Hormonal Regulation of Liver Metabolism - Summary/Abstract
Non-alcoholic fatty liver disease (NAFLD) represents a spectrum of excess fat accumulation in the liver
(steatosis) without or with inflammation/fibrosis (non-alcoholic steatohepatitis - NASH). NAFLD is commonly
observed in obesity and type 2 diabetes, but is also observed in non-obese patients associated with
cardiovascular disease. To date, there are no proven medical therapies to reverse NAFLD. In order to develop
effective treatments, it is critical to understand the basic mechanisms controlling hepatic fat accumulation and
associated liver damage. Since both clinical and experimental studies demonstrate hepatic growth hormone
(GH)-signaling is reduced in NAFLD and increasing GH can reduce NAFLD both in humans and mice, our recent
work has focused on determining how GH mediates these effects. We have used unique mouse models with
adult-onset loss of the hepatocyte GH receptor (GHR) and demonstrated GH signaling controls steatosis by
suppressing de novo lipogenesis (DNL), an action of GH not previously appreciated. Additional preliminary data,
coupled with published reports, led us to formulate the HYPOTHESIS: GH directly controls hepatocyte DNL via
GHR/Stat5b-mediated regulation of glycolysis, to protect the liver from injury. The following Specific Aims (SA)

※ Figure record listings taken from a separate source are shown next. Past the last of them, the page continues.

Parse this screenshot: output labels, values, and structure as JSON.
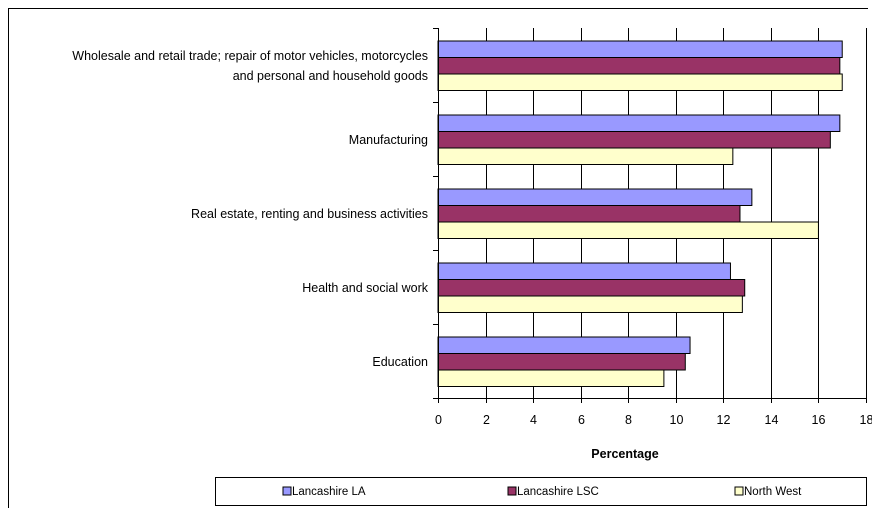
{
  "chart_data": {
    "type": "bar",
    "orientation": "horizontal",
    "categories": [
      [
        "Wholesale and retail trade; repair of motor vehicles, motorcycles",
        "and personal and household goods"
      ],
      [
        "Manufacturing"
      ],
      [
        "Real estate, renting and business activities"
      ],
      [
        "Health and social work"
      ],
      [
        "Education"
      ]
    ],
    "series": [
      {
        "name": "Lancashire LA",
        "color": "#9999ff",
        "values": [
          17.0,
          16.9,
          13.2,
          12.3,
          10.6
        ]
      },
      {
        "name": "Lancashire LSC",
        "color": "#993366",
        "values": [
          16.9,
          16.5,
          12.7,
          12.9,
          10.4
        ]
      },
      {
        "name": "North West",
        "color": "#ffffcc",
        "values": [
          17.0,
          12.4,
          16.0,
          12.8,
          9.5
        ]
      }
    ],
    "xlabel": "Percentage",
    "xlim": [
      0,
      18
    ],
    "xticks": [
      0,
      2,
      4,
      6,
      8,
      10,
      12,
      14,
      16,
      18
    ],
    "grid": "vertical",
    "legend_position": "bottom"
  }
}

will test this hypothesis. SA1 - Determine if the GHR signals through Stat5 to directly suppress hepatic
DNL and prevent NAFLD progression. Expt SA1A, will determine if enhancing Stat5b activity can suppress
DNL and prevent NAFLD by expressing a constitutively active form of Stat5b (Stat5bCA) in mice lacking the
hepatocyte GHR. Since Stat5b enhances hepatic IGF1 expression and raises circulating IGF1 levels, Stat5bCA
will be expressed in mice with combined knockdown of hepatocyte GHR and IGF1, to determine what actions of
Stat5b are IGF1-independent. Expt SA1B, will establish if GHR-mediated Stat5b activation is required to control
DNL, by expressing a mutant GHR in the hepatocyte of adult mice lacking the endogenous GHR, where this
mutant receptor cannot activate Stat5b, but can active other JAK2-dependent and independent pathways. In a
subset of mice, hepatocyte IGF1 expression will be reconstituted, to prevent secondary changes due to IGF1
loss. SA2 – Determine if loss of hepatocyte GHR/Stat5b signaling acts independent of canonical insulin
signaling to augment glycolysis-driven DNL. Expt SA2A, will determine if hepatocyte GHR loss and
restoration of Stat5b activity regulates glycolytic flux and DNL when insulin and carbohydrate input to the liver is
controlled, by assessing [1-13C] glucose enrichment of glycolytic, TCA intermediates and newly formed fatty
acids, under hyperinsulinemic-hyperglycemic clamp conditions, in mice lacking the hepatocyte GHR, without or
with Stat5bCA. Expt SA2B, will establish if the glycolysis-mediated transcription factor, Chrebp, is required to
enhance DNL, steatosis and liver injury after hepatocyte GHR loss, by generating mice with adult-onset,
hepatocyte knockdown of both Chrebpα and GHR. Completion of these studies will enhance our basic
understanding of the mechanisms by which GH directly controls hepatocyte carbohydrate/lipid metabolism and
protects the liver against injury, with the ultimate goal of unveiling novel “druggable” targets to treat NAFLD.